眼兒媚,柔水迂回,清波斑斕映月彎,扁舟輕船。
過客歸人往來忙,不似蘇杭,勝蘇杭。
清波河是聯結中都與西京的水路,開鑿了已有百餘年。西京城氣候溫和,景色華美,清波河更是映出這華美中的柔順。文人騷客們詩詞歌賦不斷,早已使清波河聞名遐邇。
蘇珂坐在去往中都的船上,吟著過去的詞句,心中感傷,畢竟難舍,或許,十幾年都不會看到西京盛開的蘭花了。蘇珂已經決定,在弄清劉洪的冤情後便去遊曆,哪怕是山村野寨,也有可學之物。滿心的抱負和著河水,緩緩流動。
“這位公子,可是去往中都?”一位白衣秀士打斷了蘇珂的思緒。
蘇珂心想這不傻嗎,這船就是去中都的船啊。
似是看出蘇珂的想法,白衣秀士笑道“即便是到了中都,也未必是盡頭啊,公子現在可否回答我了呢?”
“恕我無禮,”蘇珂聽出他不是俗人,便與之攀談,“在下正是去中都風騎營,不知你要去何處啊?”
“巧了,在下也要去風騎營,同路。”
“好,那我便與兄台結伴而行,也好有個照應。聽說水路過後,還要穿過麒麟口,那裏可是盜賊眾多啊。看兄台文氣十足,怕是不能抵擋啊。”麒麟口是夾在兩座山間的通路,是進入縱馬平原的入口,中都則在縱馬平原的東部。
“公子多慮了,自幼家父便傳授我武學,防身應無恙。倒是公子文弱一些啊。”
“嗬嗬,好,那就有勞兄台庇護了。”蘇珂沒有透漏他的身手,雖無蘇掣般勇猛,但卻得到家中祖傳的蕩水劍法,正適合以巧力取勝。
“應該應該,在下宋祁,不知公子。。。”
“蘇,單字珂。”
約莫三日,第三日黃昏,船停至鴨嘴渡口,二人從船上來到河邊小鎮,一個名為補給驛站實為官家強占的小鎮——青石。
“宋兄台,我們就在此地休息一晚,明天就趕去中都。

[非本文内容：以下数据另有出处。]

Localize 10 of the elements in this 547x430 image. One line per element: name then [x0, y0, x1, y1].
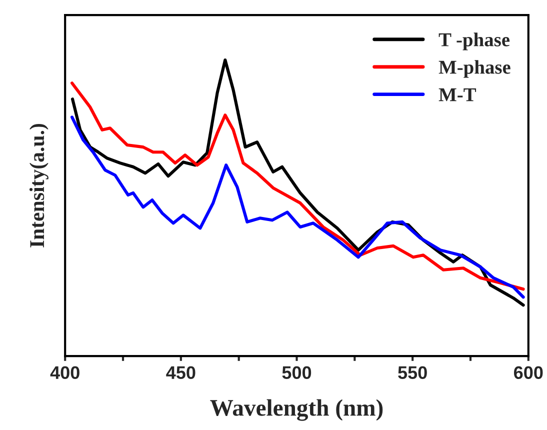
y-axis-title: Intensity(a.u.) — [29, 124, 48, 248]
x-axis-title: Wavelength (nm) — [210, 399, 383, 421]
x-tick-label: 400 — [50, 366, 80, 380]
legend-label: M-T — [438, 88, 476, 102]
x-tick-label: 550 — [398, 366, 427, 380]
legend-label: M-phase — [438, 60, 510, 78]
legend-label: T -phase — [438, 32, 510, 50]
x-tick-label: 600 — [514, 366, 543, 380]
x-tick-label: 450 — [166, 366, 196, 380]
x-tick-label: 500 — [282, 366, 312, 380]
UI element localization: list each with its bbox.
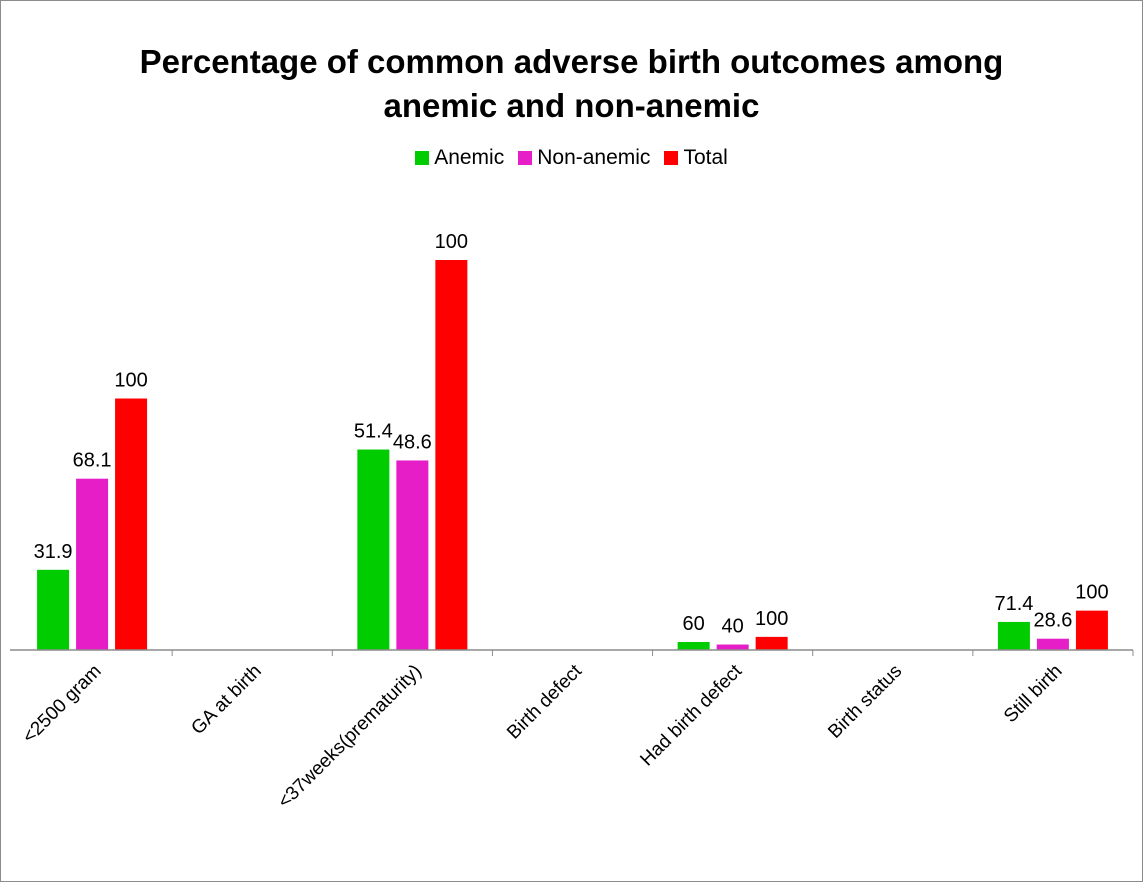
bars-group [37,260,1108,650]
category-label-2500-gram: <2500 gram [19,661,106,748]
chart-title-line-1: Percentage of common adverse birth outco… [139,43,1004,80]
data-label-anemic-had-birth-defect: 60 [683,613,705,635]
bar-anemic-still-birth [997,621,1030,650]
category-label-ga-at-birth: GA at birth [187,661,265,739]
category-label-had-birth-defect: Had birth defect [636,660,746,770]
bar-non-anemic-2500-gram [76,478,109,650]
category-label-birth-status: Birth status [824,661,906,743]
data-label-anemic-still-birth: 71.4 [994,593,1033,615]
data-label-non-anemic-still-birth: 28.6 [1033,610,1072,632]
legend-label-anemic: Anemic [434,146,505,169]
bar-non-anemic-had-birth-defect [716,644,749,650]
chart-title: Percentage of common adverse birth outco… [0,40,1143,128]
bar-total-2500-gram [115,398,148,650]
legend: Anemic Non-anemic Total [0,146,1143,170]
bar-anemic-2500-gram [37,569,70,650]
data-label-total-still-birth: 100 [1075,582,1108,604]
legend-swatch-non-anemic [518,151,533,165]
bar-total-still-birth [1075,610,1108,650]
data-label-total-had-birth-defect: 100 [755,608,788,630]
category-label-37weeks-prematurity: <37weeks(prematurity) [274,661,426,813]
legend-swatch-anemic [415,151,430,165]
legend-label-non-anemic: Non-anemic [537,146,651,169]
category-label-still-birth: Still birth [1000,661,1066,727]
x-ticks-group [171,650,1134,656]
data-label-non-anemic-had-birth-defect: 40 [722,616,744,638]
data-label-anemic-2500-gram: 31.9 [34,541,73,563]
legend-label-total: Total [683,146,728,169]
legend-item-anemic: Anemic [415,146,504,170]
data-label-total-2500-gram: 100 [114,370,147,392]
legend-item-total: Total [664,146,728,170]
category-labels-group: <2500 gram GA at birth <37weeks(prematurit… [19,660,1067,812]
bar-total-had-birth-defect [755,636,788,650]
bar-non-anemic-37weeks-prematurity [396,460,429,650]
data-label-non-anemic-2500-gram: 68.1 [73,450,112,472]
chart-title-line-2: anemic and non-anemic [383,87,760,124]
legend-item-non-anemic: Non-anemic [518,146,650,170]
bar-non-anemic-still-birth [1036,638,1069,650]
bar-anemic-37weeks-prematurity [357,449,390,650]
bar-total-37weeks-prematurity [435,260,468,650]
bar-anemic-had-birth-defect [677,641,710,650]
legend-swatch-total [664,151,679,165]
data-label-anemic-37weeks-prematurity: 51.4 [354,421,393,443]
category-label-birth-defect: Birth defect [503,660,586,743]
data-label-total-37weeks-prematurity: 100 [435,231,468,253]
data-label-non-anemic-37weeks-prematurity: 48.6 [393,431,432,453]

”蘇珂見天勢已晚,加上旅途疲憊,決定在青石鎮過夜。
青石的街道旁沒有熱鬧的集會,也沒有繁忙的人群,偶爾見到幾個,也是匆匆忙忙地趕路。好容易在盡頭處找到一家客棧,老板如同久旱逢甘雨一樣把兩人接待進去,歡喜的如同迎親。
蘇珂大惑不解,“宋兄,為何這青石鎮的人這般稀少?”
“嗬嗬,公子有所不知,在船上你說這裏盜賊昌盛的確不錯,但最可怕的卻不是盜賊,是這裏的官。因為靠近中都,這裏的官員欺壓百姓,搜刮無度,早已經讓原本因為渡口而繁華的小鎮窮困潦倒。再加上官賊勾結,百姓雪上加霜,有苦難言。”
竟有這種事!蘇珂長期生活在繁華的西京,再加上家中富足,從未感受過什麼叫窮困潦倒,現如今親眼所見,感慨萬分。

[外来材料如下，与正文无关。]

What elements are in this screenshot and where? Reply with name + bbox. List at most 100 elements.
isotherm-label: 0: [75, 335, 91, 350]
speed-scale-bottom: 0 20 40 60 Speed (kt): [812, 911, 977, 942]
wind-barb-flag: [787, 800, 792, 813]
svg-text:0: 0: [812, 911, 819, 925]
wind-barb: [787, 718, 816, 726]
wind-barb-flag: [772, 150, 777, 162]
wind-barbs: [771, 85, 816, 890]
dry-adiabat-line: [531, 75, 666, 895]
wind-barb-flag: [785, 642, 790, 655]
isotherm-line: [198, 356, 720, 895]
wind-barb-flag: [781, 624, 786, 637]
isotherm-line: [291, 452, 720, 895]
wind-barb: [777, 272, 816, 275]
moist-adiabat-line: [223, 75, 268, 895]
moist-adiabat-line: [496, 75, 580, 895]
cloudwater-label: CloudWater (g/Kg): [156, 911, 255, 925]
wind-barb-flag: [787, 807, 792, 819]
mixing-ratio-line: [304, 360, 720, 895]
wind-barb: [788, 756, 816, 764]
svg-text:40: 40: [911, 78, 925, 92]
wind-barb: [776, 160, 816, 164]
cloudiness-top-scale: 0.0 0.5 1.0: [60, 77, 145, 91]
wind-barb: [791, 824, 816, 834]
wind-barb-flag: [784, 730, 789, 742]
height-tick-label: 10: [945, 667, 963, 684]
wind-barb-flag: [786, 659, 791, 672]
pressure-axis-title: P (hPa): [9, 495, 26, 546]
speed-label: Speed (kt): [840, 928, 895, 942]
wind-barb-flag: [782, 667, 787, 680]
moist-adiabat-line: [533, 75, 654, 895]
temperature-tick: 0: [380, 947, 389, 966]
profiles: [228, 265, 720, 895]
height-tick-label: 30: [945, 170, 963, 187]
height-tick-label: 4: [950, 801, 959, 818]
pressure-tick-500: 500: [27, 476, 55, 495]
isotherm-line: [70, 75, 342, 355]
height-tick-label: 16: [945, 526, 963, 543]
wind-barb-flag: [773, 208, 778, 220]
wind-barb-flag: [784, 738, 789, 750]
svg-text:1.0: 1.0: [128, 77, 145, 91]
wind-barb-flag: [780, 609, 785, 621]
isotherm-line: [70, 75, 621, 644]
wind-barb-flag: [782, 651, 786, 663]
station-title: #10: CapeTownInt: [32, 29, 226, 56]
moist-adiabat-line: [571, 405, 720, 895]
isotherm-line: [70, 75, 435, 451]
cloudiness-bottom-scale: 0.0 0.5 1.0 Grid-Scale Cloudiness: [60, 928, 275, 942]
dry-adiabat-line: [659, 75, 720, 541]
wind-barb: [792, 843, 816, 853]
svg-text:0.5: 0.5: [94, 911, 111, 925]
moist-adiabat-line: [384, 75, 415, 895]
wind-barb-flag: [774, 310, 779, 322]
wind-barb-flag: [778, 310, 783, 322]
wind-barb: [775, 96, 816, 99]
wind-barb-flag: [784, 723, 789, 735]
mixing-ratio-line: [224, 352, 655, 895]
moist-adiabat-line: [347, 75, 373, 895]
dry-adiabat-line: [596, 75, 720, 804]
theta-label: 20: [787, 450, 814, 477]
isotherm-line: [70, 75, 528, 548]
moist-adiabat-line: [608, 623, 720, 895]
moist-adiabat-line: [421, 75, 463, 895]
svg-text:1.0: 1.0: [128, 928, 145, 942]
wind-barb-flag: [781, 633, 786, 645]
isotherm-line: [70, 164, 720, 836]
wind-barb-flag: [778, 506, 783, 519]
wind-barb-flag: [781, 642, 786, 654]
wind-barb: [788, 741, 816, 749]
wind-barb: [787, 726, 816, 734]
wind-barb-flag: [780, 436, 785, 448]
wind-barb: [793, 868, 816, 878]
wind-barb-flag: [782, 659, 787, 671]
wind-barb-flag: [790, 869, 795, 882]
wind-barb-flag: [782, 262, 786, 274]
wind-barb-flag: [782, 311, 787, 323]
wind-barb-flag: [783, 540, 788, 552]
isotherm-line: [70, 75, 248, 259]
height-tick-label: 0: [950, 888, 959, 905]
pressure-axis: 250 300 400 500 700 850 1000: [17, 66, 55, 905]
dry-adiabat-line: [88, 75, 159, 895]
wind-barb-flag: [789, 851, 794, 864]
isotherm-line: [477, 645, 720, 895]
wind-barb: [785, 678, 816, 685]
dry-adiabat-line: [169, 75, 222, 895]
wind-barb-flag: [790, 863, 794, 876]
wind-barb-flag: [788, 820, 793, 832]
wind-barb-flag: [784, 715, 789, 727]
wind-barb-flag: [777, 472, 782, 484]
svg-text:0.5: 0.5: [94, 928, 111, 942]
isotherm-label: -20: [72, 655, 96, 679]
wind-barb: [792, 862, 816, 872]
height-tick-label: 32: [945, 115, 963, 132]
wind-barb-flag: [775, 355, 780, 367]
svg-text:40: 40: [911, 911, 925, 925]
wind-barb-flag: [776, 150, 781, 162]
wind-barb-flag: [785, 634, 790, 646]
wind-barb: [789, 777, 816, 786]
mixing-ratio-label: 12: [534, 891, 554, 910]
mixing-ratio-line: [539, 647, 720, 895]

入夜,蘇珂二人正與房中熟睡,忽然間街道上火光四起,蘇珂閃到床邊,隻見一隊馬賊耀武揚威地四處擄掠,挨家挨戶地搜查。
“宋兄,我看我們還是連夜趕路為好,此間亂得非常,不宜久留。”蘇珂收拾好行裝,與宋祁翻窗而出,留下幾兩碎銀,趁著夜幕奔向麒麟口。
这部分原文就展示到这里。